I'm following this tutorial to create a hosted service. The program runs as expected. However, I want to process the queued items concurrently.
In my app, there are 4 clients, each of these clients can process 4 items at a time. So at any given time, 16 items should be processed in parallel.
So based on these requirements, I've modified the code a bit:
In the MonitorLoop class:
private int count = 0;
private async ValueTask MonitorAsync()
{
while (!_cancellationToken.IsCancellationRequested)
{
await _taskQueue.QueueAsync(BuildWorkItem);
Interlocked.Increment(ref count);
Console.WriteLine($"Count: {count}");
}
}
and in the same class:
if (delayLoop == 3)
{
_logger.LogInformation("Queued Background Task {Guid} is complete.", guid);
Interlocked.Decrement(ref count);
}
This shows that, if I set the "Capacity" as 4, the value will never increase after 5. Basically, if the queue is full, it will wait until there's room for one more.

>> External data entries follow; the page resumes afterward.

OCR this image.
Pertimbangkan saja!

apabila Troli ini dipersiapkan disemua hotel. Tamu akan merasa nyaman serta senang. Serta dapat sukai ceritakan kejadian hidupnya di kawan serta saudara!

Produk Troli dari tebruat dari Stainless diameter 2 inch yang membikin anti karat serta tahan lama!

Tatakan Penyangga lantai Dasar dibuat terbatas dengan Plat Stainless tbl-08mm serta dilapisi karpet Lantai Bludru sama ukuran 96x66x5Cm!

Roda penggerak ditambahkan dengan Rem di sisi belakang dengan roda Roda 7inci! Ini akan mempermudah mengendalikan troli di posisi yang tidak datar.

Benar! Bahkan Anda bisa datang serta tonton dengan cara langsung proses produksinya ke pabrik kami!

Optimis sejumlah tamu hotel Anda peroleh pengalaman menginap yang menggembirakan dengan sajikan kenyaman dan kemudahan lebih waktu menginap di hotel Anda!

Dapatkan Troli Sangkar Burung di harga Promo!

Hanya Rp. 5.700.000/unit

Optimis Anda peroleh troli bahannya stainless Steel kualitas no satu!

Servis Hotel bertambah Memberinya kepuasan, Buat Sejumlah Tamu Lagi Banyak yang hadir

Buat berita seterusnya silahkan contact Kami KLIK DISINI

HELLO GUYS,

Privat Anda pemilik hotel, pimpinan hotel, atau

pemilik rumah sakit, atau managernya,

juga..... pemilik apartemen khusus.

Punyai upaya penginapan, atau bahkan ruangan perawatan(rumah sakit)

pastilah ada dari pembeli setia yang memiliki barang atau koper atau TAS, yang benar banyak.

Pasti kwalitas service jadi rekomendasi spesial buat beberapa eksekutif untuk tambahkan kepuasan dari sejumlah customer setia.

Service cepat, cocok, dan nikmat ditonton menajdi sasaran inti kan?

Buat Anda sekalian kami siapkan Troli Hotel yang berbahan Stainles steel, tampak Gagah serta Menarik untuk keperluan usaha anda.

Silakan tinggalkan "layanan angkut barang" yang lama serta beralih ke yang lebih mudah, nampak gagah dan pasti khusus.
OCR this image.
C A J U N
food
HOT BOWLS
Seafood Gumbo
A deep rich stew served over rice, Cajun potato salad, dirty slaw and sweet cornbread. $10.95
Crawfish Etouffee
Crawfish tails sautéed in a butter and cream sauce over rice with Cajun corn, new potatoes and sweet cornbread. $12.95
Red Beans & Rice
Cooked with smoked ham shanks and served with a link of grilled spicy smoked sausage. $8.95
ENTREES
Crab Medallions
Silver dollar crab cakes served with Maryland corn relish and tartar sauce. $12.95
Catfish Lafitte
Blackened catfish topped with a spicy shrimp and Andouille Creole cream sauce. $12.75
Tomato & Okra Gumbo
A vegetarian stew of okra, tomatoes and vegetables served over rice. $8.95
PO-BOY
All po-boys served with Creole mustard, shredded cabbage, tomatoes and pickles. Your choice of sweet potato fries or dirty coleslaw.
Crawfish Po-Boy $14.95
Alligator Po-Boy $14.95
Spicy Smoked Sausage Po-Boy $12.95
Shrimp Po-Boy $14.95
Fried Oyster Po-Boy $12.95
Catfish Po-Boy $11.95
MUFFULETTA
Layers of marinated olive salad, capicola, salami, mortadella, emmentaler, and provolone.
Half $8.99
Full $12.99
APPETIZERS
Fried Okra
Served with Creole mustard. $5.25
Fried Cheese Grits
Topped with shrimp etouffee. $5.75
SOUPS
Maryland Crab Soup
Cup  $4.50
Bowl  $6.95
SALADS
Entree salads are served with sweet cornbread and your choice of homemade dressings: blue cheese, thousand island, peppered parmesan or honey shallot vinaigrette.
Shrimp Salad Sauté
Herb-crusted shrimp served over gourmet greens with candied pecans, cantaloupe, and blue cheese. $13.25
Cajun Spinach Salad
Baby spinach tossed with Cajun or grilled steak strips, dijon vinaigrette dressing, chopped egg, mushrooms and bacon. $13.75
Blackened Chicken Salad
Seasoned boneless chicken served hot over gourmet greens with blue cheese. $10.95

The problem is that the items are processed one at a time.
Here's the code for the BackgroundProcessing
method on the QueuedHostedService
class:
private async Task BackgroundProcessing(CancellationToken stoppingToken)
{
while (!stoppingToken.IsCancellationRequested)
{
var workItem = await TaskQueue.DequeueAsync(stoppingToken);
try
{
//instead of getting a single item from the queue, somehow, here
//we should be able to process them in parallel for 4 clients
//with a limit for maximum items each client can process
await workItem(stoppingToken);
}
catch (Exception ex)
{
_logger.LogError(ex, "Error occurred executing {WorkItem}.", nameof(workItem));
}
}
}
I want to process them in parallel. I'm not sure if using Channel
as the queue in the system is the best solution. Maybe I should have a ConcurrentQueue
instead. But again, I'm not sure how to achieve a robust implementation that can have 4 clients with 4 threads each.